Pedro Sánchez anuncia legislativas a 28 de abril

Pedro Sánchez anuncia legislativas a 28 de abril

Espanha vai ter eleições legislativas antecipadas a 28 de abril, anunciou o primeiro-ministro espanhol, Pedro Sánchez, esta sexta-feira.

Pedro Sánchez comunicou esta data após a reunião do Conselho de Ministros extraordinária que se realizou esta sexta-feira em Madrid. A proposta de dissolução das cortes e data de eleições legislativas a 28 de abril já foi comunicada ao Rei de Espanha, que agora fará a respetiva publicação num decreto real.

O anúncio acontece dois dias depois de o seu primeiro projeto de Orçamento ter sido chumbado pelo parlamento.

Após a reunião extraordinária do Conselho de Ministros, Pedro Sánchez fez uma declaração à Imprensa para anunciar a convocação de eleições e "recordar" aos espanhóis que o governo que lidera assumiu funções "há quase nove meses" com "a íntima convicção" de "oferecer aos espanhóis um horizonte, um futuro". E sublinhou a legitimidade do seu governo, saído de uma moção de censura, a primeira a ser aprovada na história de Espanha, para afastar o anterior executivo PP, que estava "acusado de corrupção" nos tribunais.

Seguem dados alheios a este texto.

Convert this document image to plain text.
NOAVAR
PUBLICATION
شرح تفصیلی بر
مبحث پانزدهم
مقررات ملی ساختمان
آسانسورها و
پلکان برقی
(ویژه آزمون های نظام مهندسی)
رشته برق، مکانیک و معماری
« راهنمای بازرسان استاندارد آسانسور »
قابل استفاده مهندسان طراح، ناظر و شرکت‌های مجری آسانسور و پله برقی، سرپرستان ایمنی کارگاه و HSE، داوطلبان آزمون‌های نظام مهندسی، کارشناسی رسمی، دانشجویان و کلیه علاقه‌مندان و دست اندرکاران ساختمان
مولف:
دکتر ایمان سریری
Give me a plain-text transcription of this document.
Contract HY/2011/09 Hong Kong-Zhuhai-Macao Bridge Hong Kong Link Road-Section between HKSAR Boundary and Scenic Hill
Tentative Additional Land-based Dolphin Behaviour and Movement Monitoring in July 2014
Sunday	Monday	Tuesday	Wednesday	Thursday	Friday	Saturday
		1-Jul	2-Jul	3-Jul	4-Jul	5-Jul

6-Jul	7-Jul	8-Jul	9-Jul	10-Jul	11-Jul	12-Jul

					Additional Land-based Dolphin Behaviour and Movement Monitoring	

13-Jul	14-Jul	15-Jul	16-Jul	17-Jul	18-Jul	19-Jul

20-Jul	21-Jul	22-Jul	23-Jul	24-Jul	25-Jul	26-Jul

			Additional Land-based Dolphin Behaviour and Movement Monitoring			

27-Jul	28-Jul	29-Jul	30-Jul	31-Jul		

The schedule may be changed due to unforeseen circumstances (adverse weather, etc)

Pedro Sánchez enumerou o trabalho desenvolvido "para a maioria, para unir os espanhóis" e sublinhou: "a Espanha é dos espanhóis, não pertence a nenhum partido". Segundo o primeiro-ministro socialista, "é possível recuperar a política útil, é possível recuperar a tolerância, o respeito".

"Espanha não merece ficar parada pelos interesses particulares e partidários de uns e outros", defendeu. "O debate é 'que Espanha defendemos'. É evidente que a direita, com os seus três partidos, defende uma Espanha onde não cabemos todos", disse.

Serão os espanhóis a decidir "se dão um passo atrás ou continuamos este caminho", acrescentou, frisando várias vezes ao longo do seu discurso as palavras "união" e "consenso".

Pedro Sánchez é chefe do Governo desde junho último, depois do PSOE (Partido Socialista Operário Espanhol), com apenas 84 deputados num total de 350, ter conseguido aprovar uma moção de censura ao executivo também minoritário anterior liderado por Mariano Rajoy.

Os partidos independentistas catalães, que foram decisivos há oito meses na subida ao poder do secretário-geral do PSOE, votaram na quarta-feira ao lado da oposição de direita na devolução ao executivo da totalidade das contas de Estado.